Beijing may question the yuan peg as the Fed prepares for liftoff

Courtesy of Sober Look

Today's ISM non-manufacturing report showed US services sector expansion considerably stronger than economists had anticipated. The strength of services sector expansion however has diverged materially from what we see in US manufacturing.

Source: St. Louis Fed, ISM

The reason for the divergence is the strength of the US dollar, which on a trade-weighted basis is at the highest level in over a decade.

 

Source: St. Louis Fed

Strengthening US currency has generated a significant drag on growth in the manufacturing sector.
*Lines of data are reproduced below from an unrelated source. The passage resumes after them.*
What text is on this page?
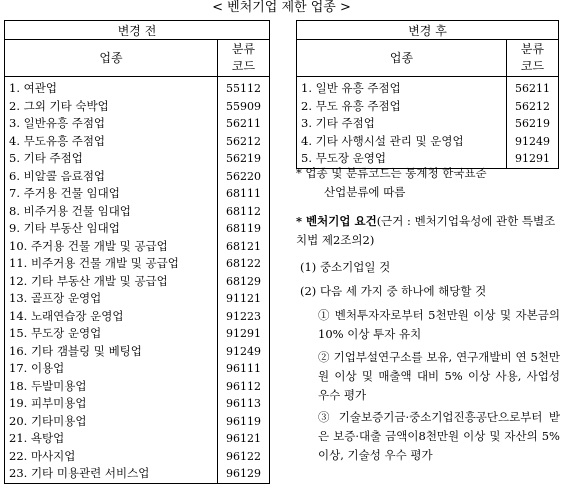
< 벤처기업 제한 업종 >
변경 전	
업종	분류
코드
1. 여관업	55112
2. 그외 기타 숙박업	55909
3. 일반유흥 주점업	56211
4. 무도유흥 주점업	56212
5. 기타 주점업	56219
6. 비알콜 음료점업	56220
7. 주거용 건물 임대업	68111
8. 비주거용 건물 임대업	68112
9. 기타 부동산 임대업	68119
10. 주거용 건물 개발 및 공급업	68121
11. 비주거용 건물 개발 및 공급업	68122
12. 기타 부동산 개발 및 공급업	68129
13. 골프장 운영업	91121
14. 노래연습장 운영업	91223
15. 무도장 운영업	91291
16. 기타 갬블링 및 베팅업	91249
17. 이용업	96111
18. 두발미용업	96112
19. 피부미용업	96113
20. 기타미용업	96119
21. 욕탕업	96121
22. 마사지업	96122
23. 기타 미용관련 서비스업	96129
변경 후	
업종	분류
코드
1. 일반 유흥 주점업	56211
2. 무도 유흥 주점업	56212
3. 기타 주점업	56219
4. 기타 사행시설 관리 및 운영업	91249
5. 무도장 운영업	91291
* 업종 및 분류코드는 통계청 한국표준
산업분류에 따름
* 벤처기업 요건(근거 : 벤처기업육성에 관한 특별조치법 제2조의2)
(1) 중소기업일 것
(2) 다음 세 가지 중 하나에 해당할 것
① 벤처투자자로부터 5천만원 이상 및 자본금의 10% 이상 투자 유치
② 기업부설연구소를 보유, 연구개발비 연 5천만원 이상 및 매출액 대비 5% 이상 사용, 사업성 우수 평가
③ 기술보증기금·중소기업진흥공단으로부터 받은 보증·대출 금액이8천만원 이상 및 자산의 5% 이상, 기술성 우수 평가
We've all read the headlines.

But haven't we seen this divergence between the services and the manufacturing sectors elsewhere? Indeed just yesterday Markit published a similar chart for China.
 

Source: Markit


This of course is more than a coincidence. China's currency tie to the US dollar resulted in a similar dynamic of manufacturing sector significantly underperforming. Unlike the US however, China's manufacturing is more sensitive to exports, making the slowdown far more pronounced – resulting in an outright contraction (PMI below 50 in the chart above).

In recent months the yuan has been firmly pegged to the dollar. There are a number of reasons for this linkage, including China's wish to make the yuan part of the so-called Special Drawing Rights (SDRs), a basket of currencies constructed by the IMF and held by various central banks. Beijing reasoned that the yuan's stability would help them with that cause.
 

Source: barchart


However, yesterday we got this headline.
 

Source: Reuters


Time to give up the peg? There are of course other reasons China may want to maintain the link to the dollar – one of them is to continue "rebalancing" the economy.
 

Source: MRB


This policy however could prove to be too costly, as competitors whose currencies have been devalued may take market share from China. Here is how the yuan has appreciated against the Mexican peso for example (chart below). With margins tightening in a number of industries, when a manufacturer decides where to build a factory, Mexico (and a number of other countries) may now be a cheaper solution.
 


It's unclear if China will ultimately let the peg go or if the yuan will continue tagging along with the US dollar. Will China want to wait until the 2016 IMF decision on the SDR inclusion? With the Fed getting ready for "liftoff" in September while most central banks are easing, the dollar could continue marching higher. This could slow China's economic growth materially below the current ("reported") 7% per year. In effect the tightening of monetary conditions in the US will be transmitted to China via the peg. If the dollar indeed moves higher as US rates rise, will Beijing finally run out of patience?